ESPN’s Adam Schefter revealed over the weekend that the Packers could trade Rodgers during the offseason if he doesn’t retire. Meanwhile, Schefter revealed on Tuesday that the Packers are “looking into” the Rodgers trade. only for teams in AFC.

Aircraft tops the list of potential trade destinations for a reliable Hall of Famer. They have a lot of young talent at receiver, Breece Hall has a young running back and they have one of the best defenses in the league.

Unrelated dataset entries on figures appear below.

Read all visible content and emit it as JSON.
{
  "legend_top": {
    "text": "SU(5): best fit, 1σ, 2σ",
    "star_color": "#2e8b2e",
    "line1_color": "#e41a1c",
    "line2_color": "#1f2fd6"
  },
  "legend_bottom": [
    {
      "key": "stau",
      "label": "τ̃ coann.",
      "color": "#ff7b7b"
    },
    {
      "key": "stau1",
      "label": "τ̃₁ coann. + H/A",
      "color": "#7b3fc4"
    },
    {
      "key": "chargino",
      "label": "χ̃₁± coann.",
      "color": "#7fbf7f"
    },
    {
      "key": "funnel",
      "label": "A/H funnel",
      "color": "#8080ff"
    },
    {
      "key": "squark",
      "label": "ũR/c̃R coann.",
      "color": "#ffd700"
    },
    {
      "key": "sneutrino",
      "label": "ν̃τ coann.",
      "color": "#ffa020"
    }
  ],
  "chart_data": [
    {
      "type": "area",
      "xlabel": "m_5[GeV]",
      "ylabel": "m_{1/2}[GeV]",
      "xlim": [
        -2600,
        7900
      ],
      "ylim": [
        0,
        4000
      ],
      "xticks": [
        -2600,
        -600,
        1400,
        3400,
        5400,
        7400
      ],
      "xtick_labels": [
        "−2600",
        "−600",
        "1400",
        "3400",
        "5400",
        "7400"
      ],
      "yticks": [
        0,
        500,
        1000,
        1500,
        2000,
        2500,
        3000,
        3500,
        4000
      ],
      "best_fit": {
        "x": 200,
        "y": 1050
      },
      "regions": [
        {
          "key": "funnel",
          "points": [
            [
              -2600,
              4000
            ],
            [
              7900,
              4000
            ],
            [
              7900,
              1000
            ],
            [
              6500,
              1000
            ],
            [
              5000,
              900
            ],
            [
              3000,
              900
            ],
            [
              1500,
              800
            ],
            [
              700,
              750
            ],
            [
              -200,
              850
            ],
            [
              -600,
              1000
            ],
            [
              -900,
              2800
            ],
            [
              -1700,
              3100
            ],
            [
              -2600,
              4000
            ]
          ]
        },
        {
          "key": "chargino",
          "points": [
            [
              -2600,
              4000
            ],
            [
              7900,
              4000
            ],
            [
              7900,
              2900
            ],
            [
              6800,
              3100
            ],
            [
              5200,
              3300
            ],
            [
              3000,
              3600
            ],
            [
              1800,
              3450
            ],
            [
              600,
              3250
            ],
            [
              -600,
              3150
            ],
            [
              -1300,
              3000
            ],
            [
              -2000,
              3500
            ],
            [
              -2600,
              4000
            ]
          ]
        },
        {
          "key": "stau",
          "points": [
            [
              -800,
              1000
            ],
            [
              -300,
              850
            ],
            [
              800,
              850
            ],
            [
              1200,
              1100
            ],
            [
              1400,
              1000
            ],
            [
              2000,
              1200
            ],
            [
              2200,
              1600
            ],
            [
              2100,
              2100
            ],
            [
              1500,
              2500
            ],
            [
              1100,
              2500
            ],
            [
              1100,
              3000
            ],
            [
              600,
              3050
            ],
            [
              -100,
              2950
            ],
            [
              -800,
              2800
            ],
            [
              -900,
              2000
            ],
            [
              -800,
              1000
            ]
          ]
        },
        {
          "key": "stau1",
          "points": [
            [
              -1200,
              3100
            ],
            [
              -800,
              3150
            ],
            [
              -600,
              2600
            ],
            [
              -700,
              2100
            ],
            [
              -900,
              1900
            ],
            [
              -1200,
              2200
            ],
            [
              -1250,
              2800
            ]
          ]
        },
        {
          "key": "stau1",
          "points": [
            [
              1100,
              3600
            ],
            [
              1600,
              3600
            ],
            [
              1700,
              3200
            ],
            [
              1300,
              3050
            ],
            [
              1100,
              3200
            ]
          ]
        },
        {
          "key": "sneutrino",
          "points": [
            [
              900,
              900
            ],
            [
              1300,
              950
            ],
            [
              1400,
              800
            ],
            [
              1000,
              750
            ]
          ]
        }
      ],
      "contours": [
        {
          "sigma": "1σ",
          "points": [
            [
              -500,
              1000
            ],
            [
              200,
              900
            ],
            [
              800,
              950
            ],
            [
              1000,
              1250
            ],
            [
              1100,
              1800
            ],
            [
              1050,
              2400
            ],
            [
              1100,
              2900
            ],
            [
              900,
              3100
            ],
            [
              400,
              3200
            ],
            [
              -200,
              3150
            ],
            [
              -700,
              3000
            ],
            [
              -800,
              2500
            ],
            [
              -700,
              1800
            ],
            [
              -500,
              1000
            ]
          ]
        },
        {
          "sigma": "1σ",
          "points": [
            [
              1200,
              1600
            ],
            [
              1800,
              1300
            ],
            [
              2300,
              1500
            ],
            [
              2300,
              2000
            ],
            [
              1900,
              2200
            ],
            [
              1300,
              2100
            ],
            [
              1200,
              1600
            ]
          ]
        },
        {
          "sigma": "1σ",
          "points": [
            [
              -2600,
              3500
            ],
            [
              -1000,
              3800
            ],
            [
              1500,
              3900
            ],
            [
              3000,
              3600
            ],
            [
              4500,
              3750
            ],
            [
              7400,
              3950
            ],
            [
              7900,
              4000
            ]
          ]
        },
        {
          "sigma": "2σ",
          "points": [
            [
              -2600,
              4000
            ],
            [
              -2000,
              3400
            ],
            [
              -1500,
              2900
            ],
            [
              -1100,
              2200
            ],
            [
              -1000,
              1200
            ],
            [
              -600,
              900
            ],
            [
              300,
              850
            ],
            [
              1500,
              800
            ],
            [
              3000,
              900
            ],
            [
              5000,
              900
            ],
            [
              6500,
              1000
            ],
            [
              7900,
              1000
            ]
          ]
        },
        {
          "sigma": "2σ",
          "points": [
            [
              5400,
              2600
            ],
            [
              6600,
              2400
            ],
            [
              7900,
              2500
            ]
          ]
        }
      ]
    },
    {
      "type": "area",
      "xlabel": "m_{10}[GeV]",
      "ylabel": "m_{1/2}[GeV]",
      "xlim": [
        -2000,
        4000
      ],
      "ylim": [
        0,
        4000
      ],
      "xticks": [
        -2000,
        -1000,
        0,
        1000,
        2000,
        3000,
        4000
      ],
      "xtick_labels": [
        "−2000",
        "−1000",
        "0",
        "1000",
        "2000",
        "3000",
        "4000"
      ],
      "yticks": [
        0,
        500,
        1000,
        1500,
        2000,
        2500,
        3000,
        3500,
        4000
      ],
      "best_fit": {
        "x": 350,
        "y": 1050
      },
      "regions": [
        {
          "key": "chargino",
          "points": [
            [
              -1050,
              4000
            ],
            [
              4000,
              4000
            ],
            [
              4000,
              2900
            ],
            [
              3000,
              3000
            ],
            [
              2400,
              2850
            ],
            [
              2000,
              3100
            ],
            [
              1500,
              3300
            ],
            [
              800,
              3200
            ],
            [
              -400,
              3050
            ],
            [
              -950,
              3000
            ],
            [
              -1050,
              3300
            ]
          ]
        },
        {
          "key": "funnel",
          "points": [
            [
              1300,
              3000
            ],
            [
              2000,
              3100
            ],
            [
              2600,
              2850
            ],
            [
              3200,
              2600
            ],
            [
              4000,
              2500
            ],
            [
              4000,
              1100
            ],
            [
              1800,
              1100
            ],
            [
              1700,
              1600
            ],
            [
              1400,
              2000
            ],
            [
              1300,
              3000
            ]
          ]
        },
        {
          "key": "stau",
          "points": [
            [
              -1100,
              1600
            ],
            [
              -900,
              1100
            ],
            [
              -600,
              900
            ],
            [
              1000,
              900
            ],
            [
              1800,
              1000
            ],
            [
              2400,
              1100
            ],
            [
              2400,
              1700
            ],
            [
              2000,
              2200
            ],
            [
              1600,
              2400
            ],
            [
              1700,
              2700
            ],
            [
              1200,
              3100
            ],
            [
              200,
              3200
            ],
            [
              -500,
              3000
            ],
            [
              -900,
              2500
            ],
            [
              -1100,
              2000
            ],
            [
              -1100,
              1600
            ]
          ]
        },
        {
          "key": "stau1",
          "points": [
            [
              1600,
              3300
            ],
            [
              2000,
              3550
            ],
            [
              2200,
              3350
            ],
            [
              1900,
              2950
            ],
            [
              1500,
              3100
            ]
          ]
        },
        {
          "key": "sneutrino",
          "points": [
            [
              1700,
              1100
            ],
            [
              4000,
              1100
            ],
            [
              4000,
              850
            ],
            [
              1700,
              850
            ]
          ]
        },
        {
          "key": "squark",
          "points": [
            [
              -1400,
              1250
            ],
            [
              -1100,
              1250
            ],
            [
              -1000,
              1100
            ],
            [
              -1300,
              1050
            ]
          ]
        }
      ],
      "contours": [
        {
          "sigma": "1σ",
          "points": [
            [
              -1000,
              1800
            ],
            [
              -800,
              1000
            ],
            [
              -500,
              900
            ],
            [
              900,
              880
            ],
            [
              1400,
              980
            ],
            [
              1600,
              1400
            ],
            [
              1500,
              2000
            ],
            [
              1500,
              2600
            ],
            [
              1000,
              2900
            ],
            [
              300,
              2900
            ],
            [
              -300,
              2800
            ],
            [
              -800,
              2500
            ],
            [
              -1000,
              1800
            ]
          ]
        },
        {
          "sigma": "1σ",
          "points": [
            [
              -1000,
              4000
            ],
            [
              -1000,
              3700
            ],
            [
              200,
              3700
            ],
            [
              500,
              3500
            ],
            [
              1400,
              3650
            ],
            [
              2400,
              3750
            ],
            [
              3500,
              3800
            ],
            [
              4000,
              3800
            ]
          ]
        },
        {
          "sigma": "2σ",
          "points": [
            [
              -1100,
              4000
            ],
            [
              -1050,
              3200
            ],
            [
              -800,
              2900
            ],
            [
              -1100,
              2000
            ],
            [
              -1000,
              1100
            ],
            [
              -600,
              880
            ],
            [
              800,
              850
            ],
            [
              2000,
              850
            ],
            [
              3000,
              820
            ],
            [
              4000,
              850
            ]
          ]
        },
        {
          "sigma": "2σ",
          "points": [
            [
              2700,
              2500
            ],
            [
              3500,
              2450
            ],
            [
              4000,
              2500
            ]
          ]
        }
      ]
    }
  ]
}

It’s clear that New York has sniffed at Zach Wilson. After the debacle at the end of the season, the Jets risk losing the locker room if they give Wilson another chance. Mike White did a great job, but the Jets need someone with a higher ceiling to get to the top of the mountain.

It should have been Wilson.

Wilson’s absence could leave general manager Joe Douglas frantically looking for a quarterback to make the most of the window he’s created. Rogers would have been easy to sell to owner Woody Johnson.

Rogers’ contract is likely to be a big sticking point in any potential deal. Rogers has a $58.3 million guaranteed payment due between March 17 and the first week. Any team wishing to trade Rodgers must have room to cover this guaranteed payment. Rodgers said on The Pat McAfee Show Tuesday that “some adjustments should be made” to his contract this offseason.

The Jets believe they are one step away from becoming legitimate Super Bowl contenders. If they don’t get Rodgers and miss out on Derek Carr, wouldn’t New York be tempted to give the Bears a 49ers-like push to move them up to number one to make sure they get it right? The Jets currently own the 13th pick. This would be a big decline for the bears, but if the trading package is strong enough, the Poles will have to consider it.

The Indianapolis Colts are another team to keep an eye on if the Packers really want to trade Rodgers.

The Colts still have a veteran offensive line, a star running back in Jonathan Taylor, a promising star wide receiver in Michael Pittman Jr., and a talented defense. General manager Chris Ballard has repeatedly missed experienced plug-and-play retreaded quarterbacks since Andrew Luck retired.

With his job at stake, would Ballard be more interested in risking everything for Rogers or trading him for the top spot to go with an untested rookie?

The decisions/wishes of Brady and Rogers will also affect Carr, the best veteran on the carousel at the moment.

Many believe the Jets will jump at the chance to sign or trade Carr. But the possibility of adding Rodgers could lead them to bet and miss out on a solid but unimpressive veteran in Carr. That could leave Carr as an option for the Washington Commanders, New Orleans Saints, Carolina Panthers, or anyone else.

The Houston Texans hold the second pick in the NFL Draft, and most believe that the rebuilding Texans will almost certainly leave the draft with one of the best quarterbacks. But what if the Texans, who have holes in their roster, decide to go down the path of rebuilding the Lions and decide to eliminate all their shortcomings by choosing a not-so-great veteran as a quarterback?

We’re slowly building a world where Brady ends up in Las Vegas, Rogers in New York or Indianapolis, and Carr in Houston, with the Bears’ pool of potential No. 1 trading partners drying up. Selecting #1 from the board would require two or three potential trading partners.

If the combination of the Jets, Colts, Raiders, and Texans satisfies their pre-draft quarterback need, the Bears will consider another plan during the draft.

Brady to Vegas seems like a possibility. While the Packers walk away from Rodgers seems less likely, it cannot be ruled out until both sides say the 39-year-old is returning to Green Bay. I still feel like Carr ends up in Washington DC or New Orleans or New York.

As the Bears prepare to keep a close eye on the quarterback carousel, the future of two all-time greats could materially shape the biggest part of what is to be a transformational offseason in Chicago.